In the second case, deleting cookies / history doesn't help you. It only helps you if your computer gets compromised afterwards. In this case the attacker won't be able to reconstruct what you did in the past, but will still be able to read your future traffic.

Public Computers & Wi-Fi are the easiest ways for hackers to get into your private lives and destroy it.
If you need to share any confidential information over the Internet, then avoid using Public Computers and WiFi at that time. Such precious information can be stolen by the Hackers and you may suffer great loose.

Computers of which you don't control the hardware are always risky.
But using an open Wifi is absolutely fine if you encrypt and route your whole traffic via a trustworthy server (e.g. a small VPN server at your home).

[o_e_l_e_o]

Thanks for the reply o_e_l_e_o. Never used Firefox for regular browsing just downloaded it for the purpose of testing the link. Tried what you said, it was set to "false" as a default option. After turning it to "true" then it shows up as "https://www.xn--80ak6aa92e.com/". Good stuff.

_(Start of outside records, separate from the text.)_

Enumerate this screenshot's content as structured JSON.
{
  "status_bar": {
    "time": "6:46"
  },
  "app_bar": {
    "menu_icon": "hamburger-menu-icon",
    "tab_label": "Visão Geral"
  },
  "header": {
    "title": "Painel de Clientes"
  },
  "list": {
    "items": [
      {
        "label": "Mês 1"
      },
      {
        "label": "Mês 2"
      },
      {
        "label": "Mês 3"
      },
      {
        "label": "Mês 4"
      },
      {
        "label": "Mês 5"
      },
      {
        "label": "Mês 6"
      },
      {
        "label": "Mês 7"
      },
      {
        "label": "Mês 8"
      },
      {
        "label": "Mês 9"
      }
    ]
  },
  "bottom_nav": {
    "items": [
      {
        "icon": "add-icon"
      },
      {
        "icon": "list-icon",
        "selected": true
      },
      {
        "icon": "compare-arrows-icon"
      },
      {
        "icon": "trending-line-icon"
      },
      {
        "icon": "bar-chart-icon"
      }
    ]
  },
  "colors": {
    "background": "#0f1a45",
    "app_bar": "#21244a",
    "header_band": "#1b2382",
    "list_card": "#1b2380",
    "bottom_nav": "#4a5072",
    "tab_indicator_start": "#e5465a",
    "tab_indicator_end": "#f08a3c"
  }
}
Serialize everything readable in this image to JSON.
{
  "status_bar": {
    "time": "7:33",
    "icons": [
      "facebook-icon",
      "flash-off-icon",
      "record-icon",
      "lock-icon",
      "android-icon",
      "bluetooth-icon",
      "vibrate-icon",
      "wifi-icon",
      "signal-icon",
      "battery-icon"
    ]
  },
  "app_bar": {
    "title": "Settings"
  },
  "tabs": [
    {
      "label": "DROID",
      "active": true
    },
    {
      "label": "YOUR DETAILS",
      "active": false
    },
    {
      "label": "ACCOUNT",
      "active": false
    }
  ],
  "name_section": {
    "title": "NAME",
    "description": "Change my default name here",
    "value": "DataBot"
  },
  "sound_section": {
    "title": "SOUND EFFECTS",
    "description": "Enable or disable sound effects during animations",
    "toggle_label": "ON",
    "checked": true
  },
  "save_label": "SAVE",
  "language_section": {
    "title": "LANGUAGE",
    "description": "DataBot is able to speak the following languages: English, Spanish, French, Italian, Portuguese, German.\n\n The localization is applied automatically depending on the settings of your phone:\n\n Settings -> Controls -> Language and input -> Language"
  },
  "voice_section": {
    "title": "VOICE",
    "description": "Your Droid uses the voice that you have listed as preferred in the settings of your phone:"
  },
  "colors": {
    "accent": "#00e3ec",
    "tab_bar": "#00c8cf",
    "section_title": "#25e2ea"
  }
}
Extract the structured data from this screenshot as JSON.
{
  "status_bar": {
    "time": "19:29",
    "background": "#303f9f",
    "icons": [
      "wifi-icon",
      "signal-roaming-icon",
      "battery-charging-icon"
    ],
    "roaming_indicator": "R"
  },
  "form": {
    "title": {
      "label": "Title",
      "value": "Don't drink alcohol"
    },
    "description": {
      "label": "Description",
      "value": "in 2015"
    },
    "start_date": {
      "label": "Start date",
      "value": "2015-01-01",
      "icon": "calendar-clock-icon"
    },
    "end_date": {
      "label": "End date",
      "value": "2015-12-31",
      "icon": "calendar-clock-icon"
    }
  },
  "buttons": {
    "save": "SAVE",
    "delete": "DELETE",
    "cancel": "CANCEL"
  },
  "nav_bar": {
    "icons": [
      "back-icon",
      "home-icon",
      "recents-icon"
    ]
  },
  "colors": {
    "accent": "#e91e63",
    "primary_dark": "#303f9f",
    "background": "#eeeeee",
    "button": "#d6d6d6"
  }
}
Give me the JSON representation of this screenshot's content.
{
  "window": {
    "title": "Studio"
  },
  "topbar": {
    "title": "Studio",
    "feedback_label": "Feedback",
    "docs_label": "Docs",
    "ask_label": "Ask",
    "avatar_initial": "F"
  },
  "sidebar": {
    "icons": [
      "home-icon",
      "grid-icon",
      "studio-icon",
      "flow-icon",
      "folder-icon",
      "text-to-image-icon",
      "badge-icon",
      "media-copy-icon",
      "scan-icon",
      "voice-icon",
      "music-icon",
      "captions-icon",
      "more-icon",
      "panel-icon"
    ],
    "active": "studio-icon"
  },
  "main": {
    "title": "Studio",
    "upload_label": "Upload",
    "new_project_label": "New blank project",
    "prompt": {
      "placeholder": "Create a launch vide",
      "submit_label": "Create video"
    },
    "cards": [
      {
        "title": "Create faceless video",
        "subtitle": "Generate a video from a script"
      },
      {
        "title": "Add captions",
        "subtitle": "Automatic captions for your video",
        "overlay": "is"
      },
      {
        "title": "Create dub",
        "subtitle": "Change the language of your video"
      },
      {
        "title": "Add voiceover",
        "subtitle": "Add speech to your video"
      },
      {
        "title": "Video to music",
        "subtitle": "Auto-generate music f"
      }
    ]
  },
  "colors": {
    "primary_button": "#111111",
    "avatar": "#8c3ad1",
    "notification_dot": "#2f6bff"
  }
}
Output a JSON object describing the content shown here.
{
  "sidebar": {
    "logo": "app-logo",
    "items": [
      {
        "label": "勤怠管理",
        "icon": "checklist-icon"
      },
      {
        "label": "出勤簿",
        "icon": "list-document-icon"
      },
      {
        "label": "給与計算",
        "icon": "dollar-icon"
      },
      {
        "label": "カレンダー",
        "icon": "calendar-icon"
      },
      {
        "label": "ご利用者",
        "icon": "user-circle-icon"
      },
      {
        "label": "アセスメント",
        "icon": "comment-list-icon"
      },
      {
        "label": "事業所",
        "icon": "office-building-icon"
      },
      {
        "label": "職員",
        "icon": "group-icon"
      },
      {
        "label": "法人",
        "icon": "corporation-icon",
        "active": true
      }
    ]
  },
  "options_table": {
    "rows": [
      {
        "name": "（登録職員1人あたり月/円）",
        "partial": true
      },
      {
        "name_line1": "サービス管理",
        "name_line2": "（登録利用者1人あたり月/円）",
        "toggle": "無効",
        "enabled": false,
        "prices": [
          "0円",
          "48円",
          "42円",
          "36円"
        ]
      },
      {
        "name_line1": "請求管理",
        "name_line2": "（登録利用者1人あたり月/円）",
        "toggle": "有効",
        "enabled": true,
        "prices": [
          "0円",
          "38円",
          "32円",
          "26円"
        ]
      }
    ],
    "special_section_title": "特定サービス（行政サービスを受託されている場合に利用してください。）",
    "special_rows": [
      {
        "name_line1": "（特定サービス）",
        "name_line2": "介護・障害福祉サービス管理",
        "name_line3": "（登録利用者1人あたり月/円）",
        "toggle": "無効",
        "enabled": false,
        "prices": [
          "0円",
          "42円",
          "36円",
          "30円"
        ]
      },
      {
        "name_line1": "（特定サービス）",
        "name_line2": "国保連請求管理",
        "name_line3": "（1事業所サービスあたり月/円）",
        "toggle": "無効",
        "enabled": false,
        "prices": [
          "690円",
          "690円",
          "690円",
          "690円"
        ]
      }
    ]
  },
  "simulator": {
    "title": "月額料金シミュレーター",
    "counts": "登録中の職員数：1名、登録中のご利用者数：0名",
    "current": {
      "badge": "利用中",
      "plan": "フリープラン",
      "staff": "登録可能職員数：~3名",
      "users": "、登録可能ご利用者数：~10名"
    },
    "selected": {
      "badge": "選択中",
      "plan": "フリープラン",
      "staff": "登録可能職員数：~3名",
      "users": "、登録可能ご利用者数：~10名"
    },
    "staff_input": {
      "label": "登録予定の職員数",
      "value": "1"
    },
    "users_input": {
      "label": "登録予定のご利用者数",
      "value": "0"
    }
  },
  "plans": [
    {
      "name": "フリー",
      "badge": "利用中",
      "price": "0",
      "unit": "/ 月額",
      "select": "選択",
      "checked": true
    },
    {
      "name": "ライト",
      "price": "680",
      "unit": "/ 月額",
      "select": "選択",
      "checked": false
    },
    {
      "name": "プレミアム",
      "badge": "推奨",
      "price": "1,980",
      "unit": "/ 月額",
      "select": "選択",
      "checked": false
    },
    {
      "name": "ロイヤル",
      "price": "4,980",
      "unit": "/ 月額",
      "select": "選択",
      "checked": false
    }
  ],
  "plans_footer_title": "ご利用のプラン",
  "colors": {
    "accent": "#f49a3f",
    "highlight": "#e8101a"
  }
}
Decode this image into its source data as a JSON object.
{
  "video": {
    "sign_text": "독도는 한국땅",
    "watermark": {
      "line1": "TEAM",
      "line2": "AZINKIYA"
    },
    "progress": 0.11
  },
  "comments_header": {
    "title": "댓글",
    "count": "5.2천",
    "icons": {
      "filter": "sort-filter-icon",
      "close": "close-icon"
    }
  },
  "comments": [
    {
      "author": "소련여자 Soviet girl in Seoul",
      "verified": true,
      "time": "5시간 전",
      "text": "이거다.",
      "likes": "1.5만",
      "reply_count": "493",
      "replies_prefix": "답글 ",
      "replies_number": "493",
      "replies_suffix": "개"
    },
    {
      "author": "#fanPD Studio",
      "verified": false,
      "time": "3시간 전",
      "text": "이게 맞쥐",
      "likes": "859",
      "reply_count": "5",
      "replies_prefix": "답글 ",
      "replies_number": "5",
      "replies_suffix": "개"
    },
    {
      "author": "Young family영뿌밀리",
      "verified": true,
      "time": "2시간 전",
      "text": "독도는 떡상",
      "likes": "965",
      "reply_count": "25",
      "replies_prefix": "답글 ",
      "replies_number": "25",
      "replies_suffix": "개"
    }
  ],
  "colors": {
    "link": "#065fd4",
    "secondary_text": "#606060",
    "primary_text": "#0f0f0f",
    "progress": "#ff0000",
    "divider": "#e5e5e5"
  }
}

It seems you are right. Looking in to a bit more, it seems that this is defaulted to "false", and now needs to be set to "true" for it to take effect. I have no idea why or when Firefox made this change, but it seems rather backwards to me.

Would you happen to know of other manual tweeks that are required to make Firefox safer? Such as the one you mentioned. Would like to read more about it. Thanks.

Disclaimer: Do your own research. Don't just go tinkering about in your browser based on the word of an anonymous internet user without understanding what you are doing. Some of these changes could affect or even break the functionality of add-ons or websites that you use. In this case, you can always revert your changes, but I cannot be held responsible for any consequences.

Code:

privacy.firstparty.isolate

Set to "true". This isolates any identifying browser information to the first party domain, so as to prevent tracking across multiple domains.

Code:

privacy.trackingprotection.enabled

Set to "true". Built in tracking protection.

Code:

privacy.resistFingerprinting

Set to "true". Tries to prevent identifying browser information being accessed.

Code:

privacy.trackingprotection.fingerprinting.enabled

Set to "true". Same as previous.

Code:

privacy.trackingprotection.cryptomining.enabled

Set to "true". Self explanatory. Prevent crypto mining websites.

Code:

network.http.referer.trimmingPolicy

Code:

network.http.referer.XOriginPolicy

Code:

network.http.referer.XOriginTrimmingPolicy

Set all of these to "2". These have the combined effect of cutting down what is included in the "Referer header", which lets websites see which other sites you just visited and were linked/redirected from. Anti-tracking measure.

Code:

network.cookie.cookieBehavior

Set to "1". This will only accept cookies from the first party site, and block any third party cookies.

Code:

dom.battery.enabled

Set to "false". Prevents websites seeing your battery status/charge.

Code:

dom.event.clipboardevents.enabled

Set to "false". Prevents websites seeing what you copy from their site to your clipboard.

Code:

geo.enabled

Set to "false". Prevents geolocation.

Code:

webgl.disabled

Set to "true". WebGL is a JavaScript application, and like all things Java, a security risk.

Code:

media.navigator.enabled

Set to "false". Prevents websites accessing your microphone or camera.

Code:

media.peerconnection.enabled

Set to "false". Allows for voice and video communications through your browser, but will leak your real IP address, even if behind a VPN.

[whotookmycrypto]

snip

Thanks alot for the reply. Just wondering, where to read up about these things? When you said DYOR, which sources do you commonly refer too? Thanks.